Yazının sonunda, belki merak eden olur ve araştırılır diye onun yazdığı gazete, dergi ve kitaplarının bilebildiğim kadarının adlarını vermek istiyorum:
Gazeteler: Bizim Anadolu, Hergün, Orta Doğu, Tercüman. Dergiler: Millî Hareket, Bozkurt, Büyük Türkiye, Devlet, Hisar, Töre, Türk Dili, Türk Edebiyatı, Türk Yurdu. Kitapları: Bilimsel olanlar: Lehçetü’l-Hakâyık, Kutb’un Hüsrev ü Şirin’i ve Dil Hususiyetleri, Türk Dilinde Edatlar, Fuzulî, Türk Dilinde Fiiller, Karahanlı Türkçesi Grameri, Harezm Türkçesi Grameri, Türk Edebiyatında Tahliller ve adını hatırlayamadığım fetihle ilgili küçük bir kitap. Düşünce ve mücadele kitapları: Türkçenin Karanlık Günleri, Türkiye’nin Çıkmazları, Milliyetçi Eğitim Sistemi, Milliyetçilik-Ülkücülük-Aydınlar. Ve bir hikâye kitabı: Yeni Bir Dünya.

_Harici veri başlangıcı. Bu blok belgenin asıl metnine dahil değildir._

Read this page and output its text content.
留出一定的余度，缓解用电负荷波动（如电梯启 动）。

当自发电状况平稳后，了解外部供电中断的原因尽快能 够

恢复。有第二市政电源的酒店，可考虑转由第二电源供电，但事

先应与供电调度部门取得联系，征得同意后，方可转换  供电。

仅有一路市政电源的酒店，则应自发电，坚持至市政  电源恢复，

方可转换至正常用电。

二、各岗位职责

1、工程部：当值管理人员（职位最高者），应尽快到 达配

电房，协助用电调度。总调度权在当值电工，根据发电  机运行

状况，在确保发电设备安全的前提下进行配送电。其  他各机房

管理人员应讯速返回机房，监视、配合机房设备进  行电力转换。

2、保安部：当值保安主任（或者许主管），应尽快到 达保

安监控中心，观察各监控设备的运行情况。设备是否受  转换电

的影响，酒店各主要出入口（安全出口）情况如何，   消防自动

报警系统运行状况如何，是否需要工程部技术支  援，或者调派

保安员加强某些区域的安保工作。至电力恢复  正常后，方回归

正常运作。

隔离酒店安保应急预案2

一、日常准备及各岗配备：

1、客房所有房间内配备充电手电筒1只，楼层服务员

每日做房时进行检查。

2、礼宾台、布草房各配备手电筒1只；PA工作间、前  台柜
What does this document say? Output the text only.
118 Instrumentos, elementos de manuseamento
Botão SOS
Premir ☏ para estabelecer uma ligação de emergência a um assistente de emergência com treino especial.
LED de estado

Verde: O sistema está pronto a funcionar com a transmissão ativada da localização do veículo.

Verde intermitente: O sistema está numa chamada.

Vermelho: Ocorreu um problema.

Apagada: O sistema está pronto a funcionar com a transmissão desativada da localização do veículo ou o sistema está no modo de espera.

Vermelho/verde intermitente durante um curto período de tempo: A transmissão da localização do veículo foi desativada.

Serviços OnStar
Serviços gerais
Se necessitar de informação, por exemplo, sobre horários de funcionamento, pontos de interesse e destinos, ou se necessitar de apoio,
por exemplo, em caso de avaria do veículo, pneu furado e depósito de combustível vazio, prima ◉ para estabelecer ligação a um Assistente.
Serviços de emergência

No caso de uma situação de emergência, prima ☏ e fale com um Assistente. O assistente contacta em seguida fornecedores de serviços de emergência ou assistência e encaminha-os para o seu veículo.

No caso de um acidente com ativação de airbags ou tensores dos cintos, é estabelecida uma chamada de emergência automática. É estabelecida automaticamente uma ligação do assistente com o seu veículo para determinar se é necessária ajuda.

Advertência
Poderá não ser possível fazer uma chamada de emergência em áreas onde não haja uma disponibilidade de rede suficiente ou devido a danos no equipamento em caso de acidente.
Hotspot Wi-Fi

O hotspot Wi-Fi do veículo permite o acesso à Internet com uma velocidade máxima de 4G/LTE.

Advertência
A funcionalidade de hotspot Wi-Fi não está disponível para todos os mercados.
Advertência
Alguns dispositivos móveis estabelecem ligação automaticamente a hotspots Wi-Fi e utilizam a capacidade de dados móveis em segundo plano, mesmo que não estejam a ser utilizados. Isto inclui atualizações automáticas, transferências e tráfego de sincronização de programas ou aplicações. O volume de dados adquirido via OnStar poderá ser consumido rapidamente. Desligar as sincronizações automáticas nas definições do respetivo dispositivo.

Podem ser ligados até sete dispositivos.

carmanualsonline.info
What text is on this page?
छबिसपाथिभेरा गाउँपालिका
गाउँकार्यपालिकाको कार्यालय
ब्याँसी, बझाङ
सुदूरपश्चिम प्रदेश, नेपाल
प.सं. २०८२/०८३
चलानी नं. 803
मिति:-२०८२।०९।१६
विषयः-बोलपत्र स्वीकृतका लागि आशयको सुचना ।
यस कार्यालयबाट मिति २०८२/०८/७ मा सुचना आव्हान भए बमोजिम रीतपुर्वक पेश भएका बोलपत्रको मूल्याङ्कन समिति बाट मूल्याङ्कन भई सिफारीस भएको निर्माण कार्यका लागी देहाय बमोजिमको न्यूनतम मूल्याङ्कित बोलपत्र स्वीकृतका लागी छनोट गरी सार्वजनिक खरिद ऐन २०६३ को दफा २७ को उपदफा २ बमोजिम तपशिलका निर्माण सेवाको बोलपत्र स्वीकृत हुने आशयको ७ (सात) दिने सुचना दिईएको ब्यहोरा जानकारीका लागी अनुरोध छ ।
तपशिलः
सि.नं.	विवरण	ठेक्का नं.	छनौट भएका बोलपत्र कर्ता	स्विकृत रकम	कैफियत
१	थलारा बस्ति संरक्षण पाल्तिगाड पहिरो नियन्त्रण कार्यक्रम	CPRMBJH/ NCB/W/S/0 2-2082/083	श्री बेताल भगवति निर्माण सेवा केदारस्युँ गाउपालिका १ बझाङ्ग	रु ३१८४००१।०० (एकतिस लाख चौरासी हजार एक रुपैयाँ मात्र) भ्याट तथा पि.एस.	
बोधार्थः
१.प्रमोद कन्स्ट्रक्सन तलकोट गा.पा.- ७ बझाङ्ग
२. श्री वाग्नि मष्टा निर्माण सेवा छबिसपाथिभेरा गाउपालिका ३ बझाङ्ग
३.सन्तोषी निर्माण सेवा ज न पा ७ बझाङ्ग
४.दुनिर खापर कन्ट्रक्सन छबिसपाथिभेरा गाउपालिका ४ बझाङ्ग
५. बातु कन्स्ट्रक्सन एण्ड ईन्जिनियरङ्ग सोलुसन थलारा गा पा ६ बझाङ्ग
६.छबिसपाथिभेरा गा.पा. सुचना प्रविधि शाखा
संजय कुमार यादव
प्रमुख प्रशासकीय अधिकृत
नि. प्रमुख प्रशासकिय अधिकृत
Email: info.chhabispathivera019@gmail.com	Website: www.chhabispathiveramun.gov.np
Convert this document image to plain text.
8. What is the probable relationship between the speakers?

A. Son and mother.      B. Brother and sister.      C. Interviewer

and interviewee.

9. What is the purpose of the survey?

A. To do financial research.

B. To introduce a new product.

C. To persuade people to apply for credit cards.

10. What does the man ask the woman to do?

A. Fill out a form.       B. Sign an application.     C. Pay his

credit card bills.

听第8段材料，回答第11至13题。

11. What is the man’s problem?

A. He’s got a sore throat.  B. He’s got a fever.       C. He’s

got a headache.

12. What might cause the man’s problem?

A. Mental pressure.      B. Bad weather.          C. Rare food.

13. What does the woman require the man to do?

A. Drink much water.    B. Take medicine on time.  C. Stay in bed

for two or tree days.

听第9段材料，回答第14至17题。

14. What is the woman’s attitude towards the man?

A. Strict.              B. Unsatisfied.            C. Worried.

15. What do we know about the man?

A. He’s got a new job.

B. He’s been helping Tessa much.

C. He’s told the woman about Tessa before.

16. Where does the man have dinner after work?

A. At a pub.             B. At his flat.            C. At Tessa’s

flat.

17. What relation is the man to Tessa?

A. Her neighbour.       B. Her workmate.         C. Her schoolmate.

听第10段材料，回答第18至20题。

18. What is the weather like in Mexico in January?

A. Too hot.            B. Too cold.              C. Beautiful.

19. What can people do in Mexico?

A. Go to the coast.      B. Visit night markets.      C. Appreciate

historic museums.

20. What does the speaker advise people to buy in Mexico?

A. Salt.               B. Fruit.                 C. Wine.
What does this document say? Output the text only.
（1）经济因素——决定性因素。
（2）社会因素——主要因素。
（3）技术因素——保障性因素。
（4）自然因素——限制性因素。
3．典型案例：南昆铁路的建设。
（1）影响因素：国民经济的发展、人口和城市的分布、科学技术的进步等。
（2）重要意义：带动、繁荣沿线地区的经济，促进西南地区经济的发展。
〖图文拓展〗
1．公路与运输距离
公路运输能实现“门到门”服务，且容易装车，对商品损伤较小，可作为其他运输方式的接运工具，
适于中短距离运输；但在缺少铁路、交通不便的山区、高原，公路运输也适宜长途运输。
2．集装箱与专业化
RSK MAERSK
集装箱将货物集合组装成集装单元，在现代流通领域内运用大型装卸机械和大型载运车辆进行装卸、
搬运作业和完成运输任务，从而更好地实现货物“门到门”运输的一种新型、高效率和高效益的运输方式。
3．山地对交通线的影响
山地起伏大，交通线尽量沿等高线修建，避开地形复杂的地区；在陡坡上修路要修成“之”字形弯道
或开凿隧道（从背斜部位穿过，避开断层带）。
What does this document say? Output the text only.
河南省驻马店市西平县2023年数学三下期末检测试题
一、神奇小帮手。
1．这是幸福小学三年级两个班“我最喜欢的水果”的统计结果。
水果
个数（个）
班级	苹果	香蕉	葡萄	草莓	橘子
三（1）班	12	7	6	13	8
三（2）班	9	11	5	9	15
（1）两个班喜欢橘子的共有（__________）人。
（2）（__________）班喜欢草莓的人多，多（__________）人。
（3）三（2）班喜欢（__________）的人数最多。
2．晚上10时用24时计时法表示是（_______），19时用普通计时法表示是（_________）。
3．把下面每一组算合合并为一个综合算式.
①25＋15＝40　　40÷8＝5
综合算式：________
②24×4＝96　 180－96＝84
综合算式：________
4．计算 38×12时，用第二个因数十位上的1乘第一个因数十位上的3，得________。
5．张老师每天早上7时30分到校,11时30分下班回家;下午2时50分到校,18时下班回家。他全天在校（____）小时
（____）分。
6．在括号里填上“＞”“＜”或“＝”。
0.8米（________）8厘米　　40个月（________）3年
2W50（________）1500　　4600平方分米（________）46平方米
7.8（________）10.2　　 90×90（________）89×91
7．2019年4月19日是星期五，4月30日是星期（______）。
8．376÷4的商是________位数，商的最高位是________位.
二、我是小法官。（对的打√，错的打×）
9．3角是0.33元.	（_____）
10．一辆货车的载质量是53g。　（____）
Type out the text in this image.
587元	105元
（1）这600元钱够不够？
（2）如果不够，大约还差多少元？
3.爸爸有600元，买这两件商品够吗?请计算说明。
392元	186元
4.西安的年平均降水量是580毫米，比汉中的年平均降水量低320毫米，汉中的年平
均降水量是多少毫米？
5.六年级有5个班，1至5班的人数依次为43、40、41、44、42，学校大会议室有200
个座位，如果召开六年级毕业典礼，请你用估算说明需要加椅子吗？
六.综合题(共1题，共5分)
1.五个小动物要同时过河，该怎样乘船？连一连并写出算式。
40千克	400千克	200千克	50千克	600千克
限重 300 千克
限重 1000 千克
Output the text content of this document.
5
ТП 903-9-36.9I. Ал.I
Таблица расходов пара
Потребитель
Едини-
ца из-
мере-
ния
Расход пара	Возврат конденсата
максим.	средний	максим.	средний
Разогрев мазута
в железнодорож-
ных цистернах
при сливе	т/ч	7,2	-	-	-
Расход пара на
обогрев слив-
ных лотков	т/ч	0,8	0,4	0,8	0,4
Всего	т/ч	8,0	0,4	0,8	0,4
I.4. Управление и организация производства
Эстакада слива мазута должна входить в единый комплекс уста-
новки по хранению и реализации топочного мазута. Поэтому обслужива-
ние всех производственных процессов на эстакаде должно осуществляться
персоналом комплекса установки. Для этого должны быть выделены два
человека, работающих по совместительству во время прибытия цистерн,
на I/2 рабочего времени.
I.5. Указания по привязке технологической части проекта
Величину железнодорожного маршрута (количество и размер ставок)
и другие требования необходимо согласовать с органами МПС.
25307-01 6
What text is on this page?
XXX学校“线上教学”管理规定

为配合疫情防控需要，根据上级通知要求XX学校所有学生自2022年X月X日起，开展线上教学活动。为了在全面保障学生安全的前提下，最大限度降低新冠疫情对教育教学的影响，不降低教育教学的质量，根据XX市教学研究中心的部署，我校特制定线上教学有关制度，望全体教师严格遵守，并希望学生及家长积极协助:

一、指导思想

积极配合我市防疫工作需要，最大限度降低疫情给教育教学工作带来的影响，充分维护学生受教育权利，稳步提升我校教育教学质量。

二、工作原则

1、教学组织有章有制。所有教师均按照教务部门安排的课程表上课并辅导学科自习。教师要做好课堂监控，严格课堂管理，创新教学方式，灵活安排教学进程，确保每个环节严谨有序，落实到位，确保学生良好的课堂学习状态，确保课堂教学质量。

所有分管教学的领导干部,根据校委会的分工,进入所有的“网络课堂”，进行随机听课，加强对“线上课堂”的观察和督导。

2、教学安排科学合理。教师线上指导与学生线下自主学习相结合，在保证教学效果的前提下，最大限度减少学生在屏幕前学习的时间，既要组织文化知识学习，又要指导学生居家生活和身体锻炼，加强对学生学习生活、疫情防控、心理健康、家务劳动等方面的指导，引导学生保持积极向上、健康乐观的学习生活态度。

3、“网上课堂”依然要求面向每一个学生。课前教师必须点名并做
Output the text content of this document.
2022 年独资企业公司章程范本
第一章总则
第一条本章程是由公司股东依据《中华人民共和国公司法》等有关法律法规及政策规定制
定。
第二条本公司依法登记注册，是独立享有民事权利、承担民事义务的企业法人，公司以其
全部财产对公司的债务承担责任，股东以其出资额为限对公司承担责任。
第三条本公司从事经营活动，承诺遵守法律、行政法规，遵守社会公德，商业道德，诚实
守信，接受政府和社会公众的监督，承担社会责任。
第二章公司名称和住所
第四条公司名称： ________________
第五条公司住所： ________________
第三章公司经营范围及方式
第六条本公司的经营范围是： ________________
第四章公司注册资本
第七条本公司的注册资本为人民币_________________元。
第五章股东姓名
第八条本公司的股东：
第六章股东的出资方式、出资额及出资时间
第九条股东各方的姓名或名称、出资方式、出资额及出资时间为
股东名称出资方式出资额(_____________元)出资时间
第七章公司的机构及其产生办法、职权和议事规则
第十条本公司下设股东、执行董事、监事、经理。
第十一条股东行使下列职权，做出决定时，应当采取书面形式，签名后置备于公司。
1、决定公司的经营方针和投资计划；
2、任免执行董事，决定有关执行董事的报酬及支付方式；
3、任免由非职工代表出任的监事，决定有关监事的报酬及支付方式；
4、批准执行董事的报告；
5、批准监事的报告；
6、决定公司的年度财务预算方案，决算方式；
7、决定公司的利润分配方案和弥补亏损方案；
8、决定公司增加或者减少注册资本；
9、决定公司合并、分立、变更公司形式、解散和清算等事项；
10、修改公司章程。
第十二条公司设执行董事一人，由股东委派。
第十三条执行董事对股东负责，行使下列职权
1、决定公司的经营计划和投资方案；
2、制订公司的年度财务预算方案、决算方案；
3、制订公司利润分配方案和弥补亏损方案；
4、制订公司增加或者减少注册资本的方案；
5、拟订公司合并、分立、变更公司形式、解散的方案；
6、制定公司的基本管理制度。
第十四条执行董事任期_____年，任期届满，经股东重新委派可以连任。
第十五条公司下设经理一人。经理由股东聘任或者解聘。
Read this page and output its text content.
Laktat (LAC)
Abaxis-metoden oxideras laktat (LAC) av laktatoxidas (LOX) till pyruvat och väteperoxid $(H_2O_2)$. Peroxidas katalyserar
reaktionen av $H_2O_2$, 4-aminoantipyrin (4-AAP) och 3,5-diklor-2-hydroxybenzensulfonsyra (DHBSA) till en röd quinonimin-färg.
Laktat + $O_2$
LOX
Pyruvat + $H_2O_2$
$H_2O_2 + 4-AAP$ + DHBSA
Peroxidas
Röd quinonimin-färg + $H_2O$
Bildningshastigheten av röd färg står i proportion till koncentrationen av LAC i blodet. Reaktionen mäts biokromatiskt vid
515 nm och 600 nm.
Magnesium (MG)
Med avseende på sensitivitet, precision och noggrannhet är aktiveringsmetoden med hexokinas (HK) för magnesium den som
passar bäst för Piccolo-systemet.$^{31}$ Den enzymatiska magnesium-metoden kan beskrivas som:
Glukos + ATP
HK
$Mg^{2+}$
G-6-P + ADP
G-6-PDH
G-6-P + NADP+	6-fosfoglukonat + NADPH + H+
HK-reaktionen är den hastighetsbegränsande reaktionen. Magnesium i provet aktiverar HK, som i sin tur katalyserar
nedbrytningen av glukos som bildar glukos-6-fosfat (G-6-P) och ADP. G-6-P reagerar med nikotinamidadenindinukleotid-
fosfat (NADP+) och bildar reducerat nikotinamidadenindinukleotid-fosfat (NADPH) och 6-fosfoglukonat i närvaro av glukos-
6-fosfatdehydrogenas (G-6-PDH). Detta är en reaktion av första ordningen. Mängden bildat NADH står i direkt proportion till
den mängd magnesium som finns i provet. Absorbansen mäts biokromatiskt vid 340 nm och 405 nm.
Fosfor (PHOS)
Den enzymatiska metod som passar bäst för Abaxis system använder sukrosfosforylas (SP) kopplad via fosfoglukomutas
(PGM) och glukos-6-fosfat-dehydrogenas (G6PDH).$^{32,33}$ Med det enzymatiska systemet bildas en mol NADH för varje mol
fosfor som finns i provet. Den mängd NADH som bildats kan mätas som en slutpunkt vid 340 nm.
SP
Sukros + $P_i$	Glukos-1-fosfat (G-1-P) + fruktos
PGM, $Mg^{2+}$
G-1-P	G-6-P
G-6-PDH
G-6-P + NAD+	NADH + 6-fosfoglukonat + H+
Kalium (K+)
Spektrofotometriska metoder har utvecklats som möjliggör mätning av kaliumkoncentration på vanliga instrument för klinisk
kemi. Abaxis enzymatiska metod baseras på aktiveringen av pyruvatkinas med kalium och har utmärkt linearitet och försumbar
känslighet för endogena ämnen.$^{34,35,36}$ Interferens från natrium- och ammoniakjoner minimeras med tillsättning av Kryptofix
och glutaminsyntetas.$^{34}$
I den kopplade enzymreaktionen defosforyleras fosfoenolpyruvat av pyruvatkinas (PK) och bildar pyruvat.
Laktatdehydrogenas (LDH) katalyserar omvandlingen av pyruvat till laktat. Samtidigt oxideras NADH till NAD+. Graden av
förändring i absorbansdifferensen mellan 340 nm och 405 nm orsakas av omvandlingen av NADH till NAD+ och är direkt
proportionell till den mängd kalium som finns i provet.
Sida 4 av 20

Bu yazıyı hazırlarken bazı tarihleri hatırlamama yardım eden Hacıeminoğlu’nun dostu ve arkadaşı Prof. Dr. Necmettin Sefercioğlu’nun, Hacıeminoğlu ile ilgili bir makalesi şöyle bitiyor: “Özü sözü bir, sevecen, Türklük ve Türkçülük konularında duyarlı ve mücadeleci bir ülkücü olan Hacıeminoğlu’nun, unutulmaması gereken bir toplum önderi olduğu düşüncesindeyim.” Bu sözlere katılıyorum ve Necmettin beyin daha da fazla övgüye lâyık olduğunu düşünüyorum. Zor zamanların böyle kahramanlarını vefakâr Türk milleti unutmaz. Allahın rahmeti üzerine olsun.